The visualizations in DataUSA help humans understand what’s inside each supermarket box of data. If the user then wants what’s inside the box, they can now download that data directly or access it through our API. The text in DataUSA, which can also be read by humans, is intended primarily for search engines, and is partly written by algorithms that help bring the most important basic numbers of a dataset (maximums, minimums, and averages) to the surface of the web.

But does this approach work? In our experience the answer is a resounding yes. Look at The Observatory of Economic Complexity (OEC), a tool we created for international trade data that was otherwise buried in the deep web. In its 3.0 version, the OEC now receives more than half a million visitors every month because it is the number one answer for searches such as “top exports of Argentina” or “what does China export?” By focusing on transforming data into stories, instead of hiding it behind dropdown menus, we brought trade data to the surface of the web and we now have a site that lives in symbiosis with search engines.

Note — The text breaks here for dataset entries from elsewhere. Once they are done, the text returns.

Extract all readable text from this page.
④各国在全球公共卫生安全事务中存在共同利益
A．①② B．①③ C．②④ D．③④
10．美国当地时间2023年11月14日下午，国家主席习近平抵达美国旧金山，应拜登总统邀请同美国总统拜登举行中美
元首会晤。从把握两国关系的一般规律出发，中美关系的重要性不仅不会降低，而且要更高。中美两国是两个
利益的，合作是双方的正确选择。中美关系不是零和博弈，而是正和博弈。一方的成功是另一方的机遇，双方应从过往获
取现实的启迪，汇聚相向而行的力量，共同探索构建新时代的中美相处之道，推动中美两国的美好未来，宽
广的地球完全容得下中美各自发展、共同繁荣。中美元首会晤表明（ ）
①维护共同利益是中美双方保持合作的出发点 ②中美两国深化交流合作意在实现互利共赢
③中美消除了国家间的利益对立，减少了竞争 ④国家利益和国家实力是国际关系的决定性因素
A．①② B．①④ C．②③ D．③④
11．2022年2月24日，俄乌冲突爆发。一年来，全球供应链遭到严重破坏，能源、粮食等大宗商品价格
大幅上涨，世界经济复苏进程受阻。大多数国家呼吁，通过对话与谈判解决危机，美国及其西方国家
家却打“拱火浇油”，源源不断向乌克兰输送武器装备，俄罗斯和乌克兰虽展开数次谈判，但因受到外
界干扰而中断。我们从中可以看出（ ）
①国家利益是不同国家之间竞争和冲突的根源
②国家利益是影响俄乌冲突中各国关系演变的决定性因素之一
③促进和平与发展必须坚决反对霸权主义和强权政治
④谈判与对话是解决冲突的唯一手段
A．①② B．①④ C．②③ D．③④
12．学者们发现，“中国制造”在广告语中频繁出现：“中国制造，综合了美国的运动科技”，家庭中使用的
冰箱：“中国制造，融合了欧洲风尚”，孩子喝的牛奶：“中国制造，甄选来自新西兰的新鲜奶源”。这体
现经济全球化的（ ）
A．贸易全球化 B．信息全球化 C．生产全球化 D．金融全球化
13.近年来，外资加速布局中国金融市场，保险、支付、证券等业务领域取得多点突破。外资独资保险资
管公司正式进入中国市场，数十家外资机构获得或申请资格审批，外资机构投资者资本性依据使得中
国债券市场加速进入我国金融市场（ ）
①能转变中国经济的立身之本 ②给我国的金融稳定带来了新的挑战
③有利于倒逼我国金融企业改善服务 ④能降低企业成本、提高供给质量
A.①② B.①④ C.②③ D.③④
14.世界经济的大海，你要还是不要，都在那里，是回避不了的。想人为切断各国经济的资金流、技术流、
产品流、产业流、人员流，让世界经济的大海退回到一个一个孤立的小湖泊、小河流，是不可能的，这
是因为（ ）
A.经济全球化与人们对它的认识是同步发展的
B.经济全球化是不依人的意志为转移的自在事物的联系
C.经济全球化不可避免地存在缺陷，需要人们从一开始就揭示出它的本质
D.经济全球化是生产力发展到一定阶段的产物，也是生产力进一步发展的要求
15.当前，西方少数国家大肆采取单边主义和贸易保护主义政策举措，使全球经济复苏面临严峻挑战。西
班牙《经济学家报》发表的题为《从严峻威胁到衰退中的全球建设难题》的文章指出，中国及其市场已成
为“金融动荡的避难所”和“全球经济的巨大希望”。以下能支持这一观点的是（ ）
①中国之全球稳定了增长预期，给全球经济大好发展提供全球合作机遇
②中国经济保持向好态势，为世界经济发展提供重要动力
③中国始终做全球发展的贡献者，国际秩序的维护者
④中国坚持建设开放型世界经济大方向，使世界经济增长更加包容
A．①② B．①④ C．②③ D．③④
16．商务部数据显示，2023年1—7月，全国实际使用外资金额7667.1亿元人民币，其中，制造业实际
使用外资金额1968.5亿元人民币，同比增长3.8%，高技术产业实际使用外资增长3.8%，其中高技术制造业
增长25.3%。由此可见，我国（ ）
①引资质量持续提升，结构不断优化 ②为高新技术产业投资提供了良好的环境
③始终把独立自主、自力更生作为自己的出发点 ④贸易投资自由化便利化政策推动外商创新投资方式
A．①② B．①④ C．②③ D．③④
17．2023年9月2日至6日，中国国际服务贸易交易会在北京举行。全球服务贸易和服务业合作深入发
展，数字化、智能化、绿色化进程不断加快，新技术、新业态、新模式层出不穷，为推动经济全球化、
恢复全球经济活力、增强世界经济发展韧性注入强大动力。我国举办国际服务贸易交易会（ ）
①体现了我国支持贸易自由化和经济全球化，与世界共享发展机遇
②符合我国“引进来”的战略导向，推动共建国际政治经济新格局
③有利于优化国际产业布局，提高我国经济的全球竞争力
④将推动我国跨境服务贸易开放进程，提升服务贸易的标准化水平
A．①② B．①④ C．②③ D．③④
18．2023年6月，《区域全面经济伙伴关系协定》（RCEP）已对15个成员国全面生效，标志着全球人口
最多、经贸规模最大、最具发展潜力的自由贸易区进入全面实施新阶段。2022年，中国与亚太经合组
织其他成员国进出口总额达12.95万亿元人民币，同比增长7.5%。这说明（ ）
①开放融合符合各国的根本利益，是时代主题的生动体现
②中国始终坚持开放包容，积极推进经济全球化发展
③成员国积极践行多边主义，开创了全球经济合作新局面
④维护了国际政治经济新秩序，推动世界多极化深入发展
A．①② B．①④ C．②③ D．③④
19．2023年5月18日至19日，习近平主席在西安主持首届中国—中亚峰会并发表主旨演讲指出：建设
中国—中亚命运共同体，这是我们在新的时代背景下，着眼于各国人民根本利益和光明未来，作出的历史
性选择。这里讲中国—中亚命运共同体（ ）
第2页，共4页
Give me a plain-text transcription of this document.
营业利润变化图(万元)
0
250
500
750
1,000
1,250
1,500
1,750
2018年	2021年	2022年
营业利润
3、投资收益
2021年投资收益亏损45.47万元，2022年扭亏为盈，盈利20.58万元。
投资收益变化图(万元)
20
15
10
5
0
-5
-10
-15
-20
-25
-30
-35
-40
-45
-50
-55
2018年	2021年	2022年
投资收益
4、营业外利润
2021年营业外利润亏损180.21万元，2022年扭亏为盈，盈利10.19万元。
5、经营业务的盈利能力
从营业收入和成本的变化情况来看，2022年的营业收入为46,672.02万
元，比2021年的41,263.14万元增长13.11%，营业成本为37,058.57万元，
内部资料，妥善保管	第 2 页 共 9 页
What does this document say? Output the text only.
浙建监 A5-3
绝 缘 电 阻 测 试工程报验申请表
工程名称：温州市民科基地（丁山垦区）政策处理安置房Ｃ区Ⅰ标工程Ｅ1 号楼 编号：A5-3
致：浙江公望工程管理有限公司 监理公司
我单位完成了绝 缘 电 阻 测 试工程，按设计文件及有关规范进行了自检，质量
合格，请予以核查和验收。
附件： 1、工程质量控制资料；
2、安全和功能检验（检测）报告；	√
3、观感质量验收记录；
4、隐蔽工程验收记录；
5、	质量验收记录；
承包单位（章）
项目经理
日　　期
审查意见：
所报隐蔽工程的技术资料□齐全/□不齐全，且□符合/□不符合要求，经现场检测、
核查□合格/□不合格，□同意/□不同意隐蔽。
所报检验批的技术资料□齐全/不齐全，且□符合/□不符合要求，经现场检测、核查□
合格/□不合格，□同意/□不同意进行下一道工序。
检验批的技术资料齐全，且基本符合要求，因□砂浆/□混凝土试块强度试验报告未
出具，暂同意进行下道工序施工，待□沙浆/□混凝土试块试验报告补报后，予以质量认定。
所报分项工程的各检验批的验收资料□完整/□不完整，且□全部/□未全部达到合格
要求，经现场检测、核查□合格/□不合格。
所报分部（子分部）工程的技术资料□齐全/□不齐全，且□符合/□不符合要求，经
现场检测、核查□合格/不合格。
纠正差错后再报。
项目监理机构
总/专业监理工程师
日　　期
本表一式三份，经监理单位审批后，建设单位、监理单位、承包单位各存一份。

DataUSA 1.0 intends to do the same for some of the United States most important datasets. DataUSA surfaces data ranging from tuition costs, and wages, to data on commuting times, disease prevalence, and the linguistic and cultural origins of U.S. citizens and foreign born residents.

So going back to our supermarket analogy, what we have done with DataUSA is grab a heap of boxes and organized them into thematic aisles where each box is clearly labeled. If open data sites were Ikea, we have made sure to build the second floor. Our hope is to make the data shopping experience joyful, instead of maddening, and by doing so increase the ease with which data journalists, analysts, teachers, and students, use public data. Moreover, we have made sure to make all visualizations embeddable, so people can use them to create their own stories, whether they run a personal blog or a major newspaper.

After all, the goal of open data should not be just to open files, but to stimulate our understanding of the systems that this data describes. To get there, however, we have to make sure we don’t forget that design is also part of what’s needed to tame the unwieldy bottoms of the deep web.